Ideally I would want to see a clear break above R1, indicated by a move above 2.0830 to confirm more upside, with a target at just below the 200-day, at 2.1000.
Any further downside is stymied by the trend-line at 1.9970 as well as general round-number psychological support at 2.0000.
A clear break below the trend-line, which would be confirmed by a move below 1.9890, would probably signal a continuation of the bear trend to the S1 Monthly Pivot at 1.9737.
Pound to New Zealand Dollar Outlook
The GBP to NZD exchange rate is weakening, and possibly resuming its down-trend. Our last quote on the pair is at 2.17.
It will probably fall to the S1 Monthly Pivot at 2.1516 and the key December 31 lows at 2.1512, four points below.
A clear break below these levels, signalled by a move below 2.1445 would probably set off a stronger bear move, which would likely move all the way down to the S2 Monthly Pivot at 2.1074 - as the former down-trend resumed and gained significant traction and conviction.
MACD is showing a lack of momentum in the current move lower, so a bearish break lower is by no means assured.
Pound to Canadian Dollar Outlook
This GBP to CAD exchange rate is at the floor of a long sideways consolidation, box pattern, or possible double top. Our last quote on the pair is at 2.0129.

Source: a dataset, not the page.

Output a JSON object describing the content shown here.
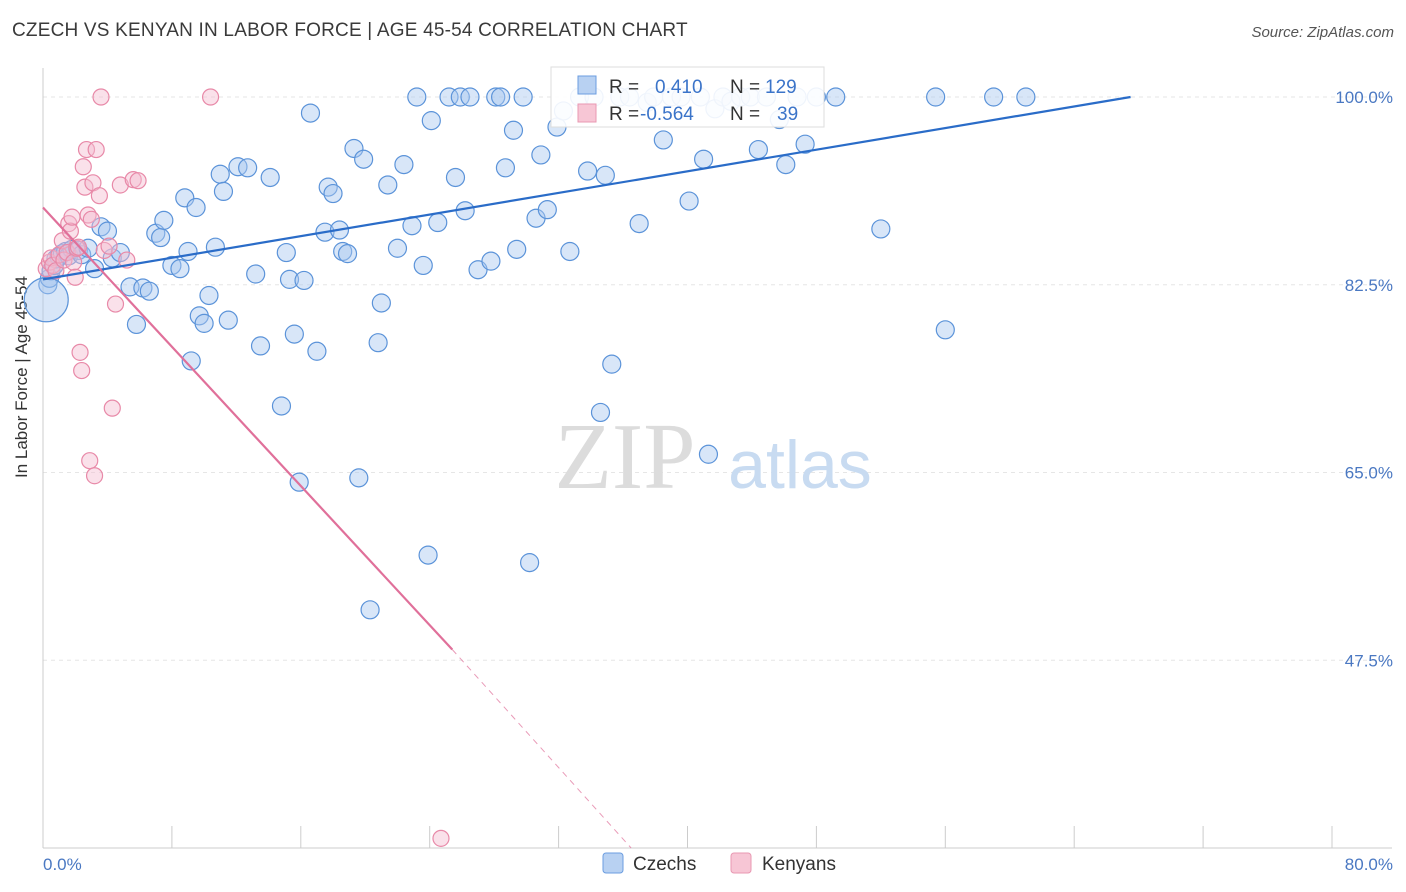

Untypically for a reversal pattern, however, there is a lot of buying volume on the right shoulder, allowing for the possibility of a continuation higher eventually.
Money Flow, which is a measure of underlying buying interest useful for analysing sideways markets, is at its lowest since April 2015 – a very bearish sign.
The mixed signals, however, make it difficult to predict in which direction it will break.
However, a clean breach of the neckline at 1.9732 - confirmed by a move below 1.9690 - would probably confirm a move down to support from the S1 Monthly Pivot and the trend-line at 1.9535.
Alternatively, a break above the pattern highs at 2.0949 would probably lead to a move up to resistance from the R2 Monthly Pivot at 2.1279 initially.